As for the uncomfortable situation involving Jamie being invited to an audience of the king on his chamber pot? Accurate. A select group of privileged individuals would be invited into the king's chamber to engage in Levée, which involved watching the king get ready for his day. Quite the honor!
- Geillis Duncan
Geillis Duncan was inspired by a 16th Century woman called Geilis Duncane mentioned in 'Daemonologie', a historic book on necromancy and the occult from the same era. Geillis (or Gillian, as she was originally known in the 1960s) took inspiration from the accused witch's tale when inventing her new identity after she herself passed through the standing stones.
- Mother Hildegarde
The no-nonsense French nun was inspired by the German Hildegard of Bingen, a 12th Century Christian composer (among many other talents) who was eventually sainted. Mother Hildegarde's namesake was also in charge of an infirmary and was a keen student of medicine.
- Comte St. Germain
There's more than one notable figure who could have served as inspiration for the spiteful and threatening French nobleman we see on screen. There's the odd and imaginative Count of Saint Germain, an adventurer of unknown nationality who was hired by King Louis XV. There was also a French general called Claude Louis, Comte de Saint-Germain, who was also appointed by King Louis XV.
But most intriguing of all was St. Germain, an accomplished 18th Century alchemist who was a devoted practicer of the occult. Unfortunately, none of these figures seem to match the scorned assassin from Outlander, so it's safe to assume that the inspiration was limited to name only.
- Louise de La Tour
There actually was a French noblewoman called Marie Louise de La Tour d'Auvergne, and she absolutely had an affair with Charles Stuart. She fell pregnant, but lied and claimed the father was her husband in order to avoid further scandal and social ruin. She then ended the affair, which outraged a heartbroken Charles, causing him to make quite the scene. Looks like Outlander was spot on with that story!
- Village Life
In Episode 5 of Outlander Season 1, Claire is asked to join a group of village women as they drink, sing and soak wool in their own urine. Um, what? It may sound like one of those wild misconceptions about 18th Century peasants relieving themselves wherever they please, but it's actually quite accurate. Urine was often used as "lye" in order to remove grease and ensure a bright, strong color.

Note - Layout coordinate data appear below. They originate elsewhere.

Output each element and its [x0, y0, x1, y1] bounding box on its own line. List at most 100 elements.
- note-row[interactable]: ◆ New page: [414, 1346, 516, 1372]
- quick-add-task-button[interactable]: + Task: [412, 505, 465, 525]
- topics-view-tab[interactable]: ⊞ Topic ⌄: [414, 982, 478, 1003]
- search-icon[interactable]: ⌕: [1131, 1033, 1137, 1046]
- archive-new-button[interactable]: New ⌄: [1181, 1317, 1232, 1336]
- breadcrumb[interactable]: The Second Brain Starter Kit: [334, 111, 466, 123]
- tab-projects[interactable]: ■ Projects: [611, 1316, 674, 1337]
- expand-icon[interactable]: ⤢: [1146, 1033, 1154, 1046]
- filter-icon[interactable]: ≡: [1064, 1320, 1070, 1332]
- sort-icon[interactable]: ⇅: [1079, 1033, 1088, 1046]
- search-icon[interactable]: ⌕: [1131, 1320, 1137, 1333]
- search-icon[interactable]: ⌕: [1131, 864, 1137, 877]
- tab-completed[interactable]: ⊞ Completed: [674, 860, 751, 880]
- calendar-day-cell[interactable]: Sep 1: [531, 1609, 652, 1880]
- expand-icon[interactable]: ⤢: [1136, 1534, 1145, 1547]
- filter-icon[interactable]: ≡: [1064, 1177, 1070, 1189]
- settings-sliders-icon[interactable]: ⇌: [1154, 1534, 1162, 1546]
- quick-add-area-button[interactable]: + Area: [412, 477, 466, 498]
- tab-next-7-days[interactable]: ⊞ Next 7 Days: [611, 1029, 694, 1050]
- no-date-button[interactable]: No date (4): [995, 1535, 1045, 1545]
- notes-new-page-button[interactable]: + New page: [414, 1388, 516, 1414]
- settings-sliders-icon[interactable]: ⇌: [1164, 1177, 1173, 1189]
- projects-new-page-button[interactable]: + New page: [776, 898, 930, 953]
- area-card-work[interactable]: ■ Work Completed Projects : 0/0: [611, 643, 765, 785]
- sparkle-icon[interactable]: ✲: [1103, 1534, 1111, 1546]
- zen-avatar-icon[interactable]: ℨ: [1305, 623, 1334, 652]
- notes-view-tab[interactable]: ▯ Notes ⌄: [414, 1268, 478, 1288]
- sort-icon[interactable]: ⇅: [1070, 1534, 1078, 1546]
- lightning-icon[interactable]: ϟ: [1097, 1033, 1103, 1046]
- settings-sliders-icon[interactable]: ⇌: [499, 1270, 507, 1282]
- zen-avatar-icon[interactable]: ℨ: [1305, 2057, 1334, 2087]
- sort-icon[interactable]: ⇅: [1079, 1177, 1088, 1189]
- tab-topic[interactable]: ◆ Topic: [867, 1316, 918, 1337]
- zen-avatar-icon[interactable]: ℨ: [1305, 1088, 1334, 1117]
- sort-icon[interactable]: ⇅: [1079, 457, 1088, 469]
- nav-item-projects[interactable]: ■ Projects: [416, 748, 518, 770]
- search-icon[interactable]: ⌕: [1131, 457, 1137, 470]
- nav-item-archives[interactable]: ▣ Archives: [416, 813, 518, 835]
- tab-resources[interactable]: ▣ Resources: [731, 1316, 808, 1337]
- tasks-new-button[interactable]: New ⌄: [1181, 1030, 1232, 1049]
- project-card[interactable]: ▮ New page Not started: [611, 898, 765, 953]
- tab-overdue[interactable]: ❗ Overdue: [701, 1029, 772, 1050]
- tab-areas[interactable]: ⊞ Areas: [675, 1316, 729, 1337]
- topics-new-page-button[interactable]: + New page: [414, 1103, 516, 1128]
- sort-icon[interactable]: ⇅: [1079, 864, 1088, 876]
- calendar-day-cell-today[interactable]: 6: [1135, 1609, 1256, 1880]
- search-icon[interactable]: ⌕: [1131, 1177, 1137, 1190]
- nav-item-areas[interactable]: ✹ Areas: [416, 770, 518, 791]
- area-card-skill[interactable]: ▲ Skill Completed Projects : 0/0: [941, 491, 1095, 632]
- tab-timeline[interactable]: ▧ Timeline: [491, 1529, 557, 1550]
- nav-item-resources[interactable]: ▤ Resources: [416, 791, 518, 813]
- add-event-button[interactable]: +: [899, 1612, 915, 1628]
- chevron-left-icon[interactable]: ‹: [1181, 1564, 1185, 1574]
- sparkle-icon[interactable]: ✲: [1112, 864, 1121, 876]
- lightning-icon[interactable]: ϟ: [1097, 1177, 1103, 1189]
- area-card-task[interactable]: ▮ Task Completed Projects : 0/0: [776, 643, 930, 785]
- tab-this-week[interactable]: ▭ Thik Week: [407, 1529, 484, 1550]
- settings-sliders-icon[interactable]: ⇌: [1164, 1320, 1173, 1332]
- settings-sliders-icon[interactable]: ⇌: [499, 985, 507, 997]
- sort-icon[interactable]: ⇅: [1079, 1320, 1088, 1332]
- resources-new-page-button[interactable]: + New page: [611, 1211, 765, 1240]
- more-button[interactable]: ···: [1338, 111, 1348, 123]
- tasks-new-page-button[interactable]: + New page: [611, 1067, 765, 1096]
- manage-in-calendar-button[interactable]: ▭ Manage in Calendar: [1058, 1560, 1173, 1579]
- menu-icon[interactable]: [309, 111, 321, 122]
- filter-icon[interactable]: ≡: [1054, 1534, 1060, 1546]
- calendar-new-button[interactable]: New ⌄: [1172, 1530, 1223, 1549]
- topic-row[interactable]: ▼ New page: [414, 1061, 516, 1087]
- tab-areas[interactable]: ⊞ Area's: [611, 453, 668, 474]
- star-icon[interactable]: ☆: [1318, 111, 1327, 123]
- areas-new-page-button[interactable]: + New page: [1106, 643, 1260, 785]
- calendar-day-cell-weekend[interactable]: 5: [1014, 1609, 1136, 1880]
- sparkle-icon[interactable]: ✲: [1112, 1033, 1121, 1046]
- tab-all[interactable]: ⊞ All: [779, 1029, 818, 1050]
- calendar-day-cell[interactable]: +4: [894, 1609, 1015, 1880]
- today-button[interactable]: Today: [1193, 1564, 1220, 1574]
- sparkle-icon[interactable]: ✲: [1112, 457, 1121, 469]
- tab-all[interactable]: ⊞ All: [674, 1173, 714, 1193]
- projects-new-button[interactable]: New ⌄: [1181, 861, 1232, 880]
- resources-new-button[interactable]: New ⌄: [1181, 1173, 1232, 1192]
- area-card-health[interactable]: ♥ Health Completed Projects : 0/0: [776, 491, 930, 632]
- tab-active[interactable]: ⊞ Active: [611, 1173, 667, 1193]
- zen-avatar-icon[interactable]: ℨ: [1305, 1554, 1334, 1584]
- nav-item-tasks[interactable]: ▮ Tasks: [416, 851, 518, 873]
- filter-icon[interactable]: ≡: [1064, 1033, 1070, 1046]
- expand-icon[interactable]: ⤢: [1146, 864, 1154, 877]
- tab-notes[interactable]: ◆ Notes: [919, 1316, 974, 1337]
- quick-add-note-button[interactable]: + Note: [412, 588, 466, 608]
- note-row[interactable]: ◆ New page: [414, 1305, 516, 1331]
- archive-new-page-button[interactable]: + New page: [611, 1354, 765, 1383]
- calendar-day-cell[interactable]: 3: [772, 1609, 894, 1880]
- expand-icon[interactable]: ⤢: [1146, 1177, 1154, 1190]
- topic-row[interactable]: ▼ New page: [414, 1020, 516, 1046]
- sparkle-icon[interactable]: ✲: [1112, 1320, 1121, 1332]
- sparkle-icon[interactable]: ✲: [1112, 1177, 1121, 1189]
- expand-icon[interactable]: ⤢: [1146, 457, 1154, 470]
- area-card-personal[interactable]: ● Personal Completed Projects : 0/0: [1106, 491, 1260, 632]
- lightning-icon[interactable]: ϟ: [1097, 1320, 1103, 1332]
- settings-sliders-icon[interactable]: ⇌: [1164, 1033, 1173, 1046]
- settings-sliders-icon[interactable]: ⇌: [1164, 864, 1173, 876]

But for Gabaldon, who didn't originally write the scene in her novels, the show writers' first attempt to have Claire bond with the locals was written a little differently. She told Scotsman that the script initially had Claire exploring a quaint cobblestone village before being invited for a cup of tea and a game of bridge by a townswoman. Gabaldon, however, knew that this is something that just wouldn't happen in Scotland in the 1700s:
"There were no villages like that, with cobbled streets. People were living in thatched houses and crofts with no streets at all and they wouldn’t have had cards - people thought it was a sin to play cards well into the 20th century in Scotland. They wouldn’t have had tea. More importantly, the women wouldn’t have been goofing off in the middle of the day. It was a very hard life, the women worked dawn to dark just to survive, so they must have been doing chores."
And that's how one of the show's most disgusting moments was written.
As the show's historian, Tony Pollard had to ensure the necessary details were correct. And when it comes to portraying historic battles, you can't afford to make mistakes.
He advised the producers on everything from set design to weaponry, and told British Heritage that he "had a good chat with the armourer about swords":
"When I pointed out that the British army’s infantry at Culloden were not carrying the swords that were normal for the time, he was delighted as it saved him money!"
Historically accurate and thrifty? Now that's a winning combination.